The Holocaust should not be used to score cheap political points
Rep. Rashida Tlaib, famous these days for being infamous, is being taken to task for what she said last week about the Holocaust. Two leading Republicans quickly pounced, feeling so strongly about Tlaib's remarks that, in the name of all things Israel, they mangled what she had actually said and used the Holocaust to score cheap political points. That, simply, is a sin.
Tlaib is one of the GOP's favorite targets. The Michigan Democrat is a socialist, a Muslim and the daughter of Palestinian immigrants. She also opened what we used to call a big mouth on President Trump, dropping an F-bomb on his oddly colored head in her call for impeachment. As far as Trump's congressional fans are concerned, Tlaib should become the emblematic face of the Democratic Party much as the iconic Marianne is for the French Republic.
It would suit me just fine if Tlaib kept her mouth shut. I agree with her on almost nothing -- not her socialism, and not her support of the so-called BDS movement -- boycott, divestment and sanctions. Coupled with the call to return all Palestinian refugees to Israel, these amount to an effort to asphyxiate Israel and turn it from being the Jewish state to a majority Arab one. But what she said about the Holocaust was hardly offensive. Heard without prejudice, it was oddly moving.

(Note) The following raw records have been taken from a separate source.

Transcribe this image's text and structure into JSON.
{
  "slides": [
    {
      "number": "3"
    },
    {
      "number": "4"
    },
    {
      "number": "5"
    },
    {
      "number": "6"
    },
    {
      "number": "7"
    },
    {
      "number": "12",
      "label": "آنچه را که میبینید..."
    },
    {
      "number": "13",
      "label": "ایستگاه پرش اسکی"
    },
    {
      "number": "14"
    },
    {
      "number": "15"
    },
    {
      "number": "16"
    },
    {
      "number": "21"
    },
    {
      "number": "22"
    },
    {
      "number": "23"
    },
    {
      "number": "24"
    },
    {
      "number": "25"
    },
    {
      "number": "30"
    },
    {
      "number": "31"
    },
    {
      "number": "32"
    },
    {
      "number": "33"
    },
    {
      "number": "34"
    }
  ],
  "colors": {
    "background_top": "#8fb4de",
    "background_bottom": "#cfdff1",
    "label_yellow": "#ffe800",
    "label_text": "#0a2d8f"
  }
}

In an interview Friday with Yahoo News' "Skullduggery" podcast, Tlaib was asked about her advocacy of a single state -- part Israeli and part Palestinian. She said she was "humbled by the fact that it was my ancestors that had to suffer" to create a safe haven for the Jewish people.
"There's a kind of a calming feeling, I always tell folks, when I think of the Holocaust and the tragedy of the Holocaust, and the fact that it was my ancestors -- Palestinians -- who lost their land and some lost their lives, their livelihood, their human dignity, their existence, in many ways, had been wiped out," she said. "I mean, just all of it was in the name of trying to create a safe haven for Jews, post-the Holocaust, post-the tragedy and the horrific persecution of Jews across the world at that time."

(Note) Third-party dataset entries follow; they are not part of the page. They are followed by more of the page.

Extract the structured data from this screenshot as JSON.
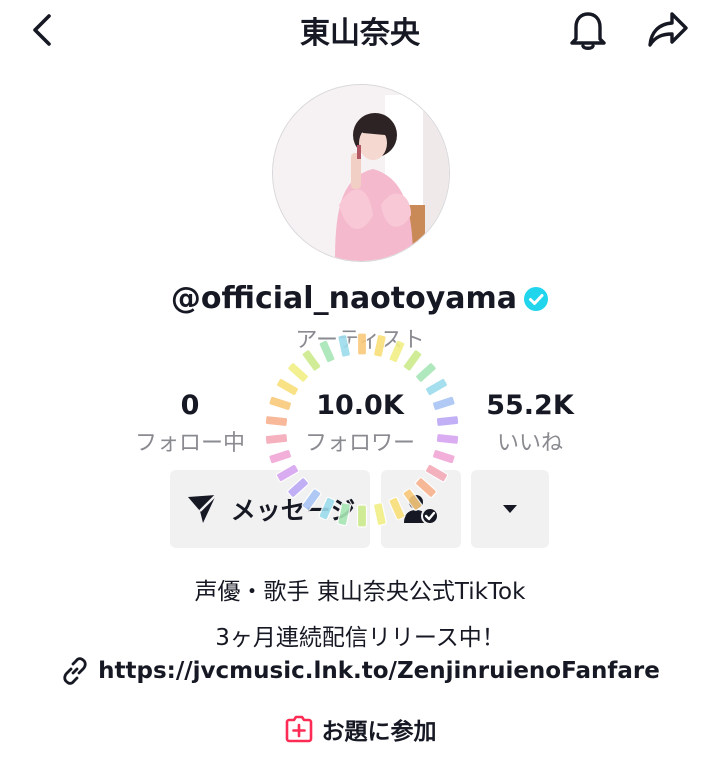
{
  "header": {
    "title": "東山奈央",
    "back_icon": "chevron-left-icon",
    "bell_icon": "bell-icon",
    "share_icon": "share-arrow-icon"
  },
  "profile": {
    "username": "@official_naotoyama",
    "verified_icon": "verified-badge-icon",
    "role": "アーティスト"
  },
  "stats": [
    {
      "value": "0",
      "label": "フォロー中"
    },
    {
      "value": "10.0K",
      "label": "フォロワー"
    },
    {
      "value": "55.2K",
      "label": "いいね"
    }
  ],
  "actions": {
    "message_label": "メッセージ",
    "message_icon": "send-icon",
    "following_icon": "user-check-icon",
    "more_icon": "caret-down-icon"
  },
  "bio": {
    "line1": "声優・歌手 東山奈央公式TikTok",
    "line2": "3ヶ月連続配信リリース中！",
    "link": "https://jvcmusic.lnk.to/ZenjinruienoFanfare",
    "link_icon": "link-icon"
  },
  "topic": {
    "label": "お題に参加",
    "icon": "add-topic-icon"
  },
  "colors": {
    "accent": "#fe2c55",
    "verified": "#20d5ec",
    "text": "#161823",
    "secondary": "#8a8b91"
  }
}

She went on: "I love the fact that it was my ancestors that provided that [safe haven], in many ways. But they did it in a way that took their human dignity away, right? And it was forced on them."
The reaction of House Minority Whip Steve Scalise, R-La., was swift: "There is no justification for the twisted and disgusting comments made by Rashida Tlaib just days after the annual Day of Holocaust Remembrance. More than six million Jews were murdered during the Holocaust; there is nothing 'calming' about that fact."

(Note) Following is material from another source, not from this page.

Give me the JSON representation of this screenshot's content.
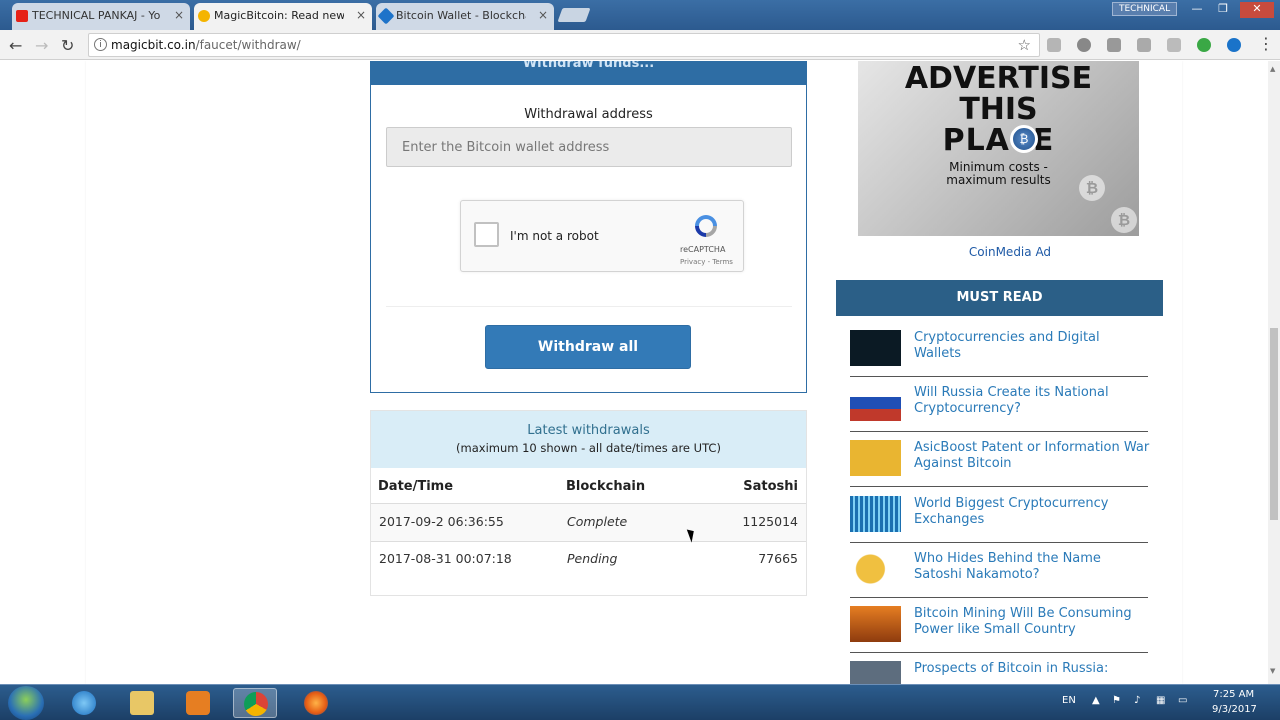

Rep. Liz Cheney, R-Wyo., also had something to say. She declared Tlaib's remarks to be "sickening," and she called on the House Democratic leadership "to finally take action against Representative Tlaib and other members of the Democratic caucus who are spreading vile anti-Semitism."
Scalise and Cheney ought to realize that "to finally take action" would set a dangerous precedent. Would it apply, as it should, to the many members of their caucus who were struck mute when Trump could find no distinction between the anti-Semites and racists of Charlottesville and the people who came out to protest them? This sudden onset of morality would be puzzling it if weren't so crassly political.
As for Trump, what he could not recognize in Charlottesville, he spotted in Tlaib. He called her comments, "horrible and highly insensitive," and said, "she obviously has tremendous hatred of Israel and the Jewish people."
It was the phrase "calming feeling" that seemed to unhinge the two congressional Republicans. They seemed to feel Tlaib applied it to the Holocaust itself. If she had, it would have amounted to more than insensitivity or blatant bigotry, but something akin to criminal insanity. But a repeated hearing of the podcast suggests only that Tlaib was trying to reconcile her horror at the murder of most European Jews with its consequence -- the creation of Israel which to Palestinians is the nakba, the disaster. That's not hard to understand.
I want to build a fence around the Holocaust. It is not mine, it is not yours, and it is certainly not any politician's. In Paul Celan's indelible phrase from his poem "Death Fugue," the doomed Jews were "digging a grave in the sky." In voluminous ash, that is where they went and where they remain to this day. Look up and be silent.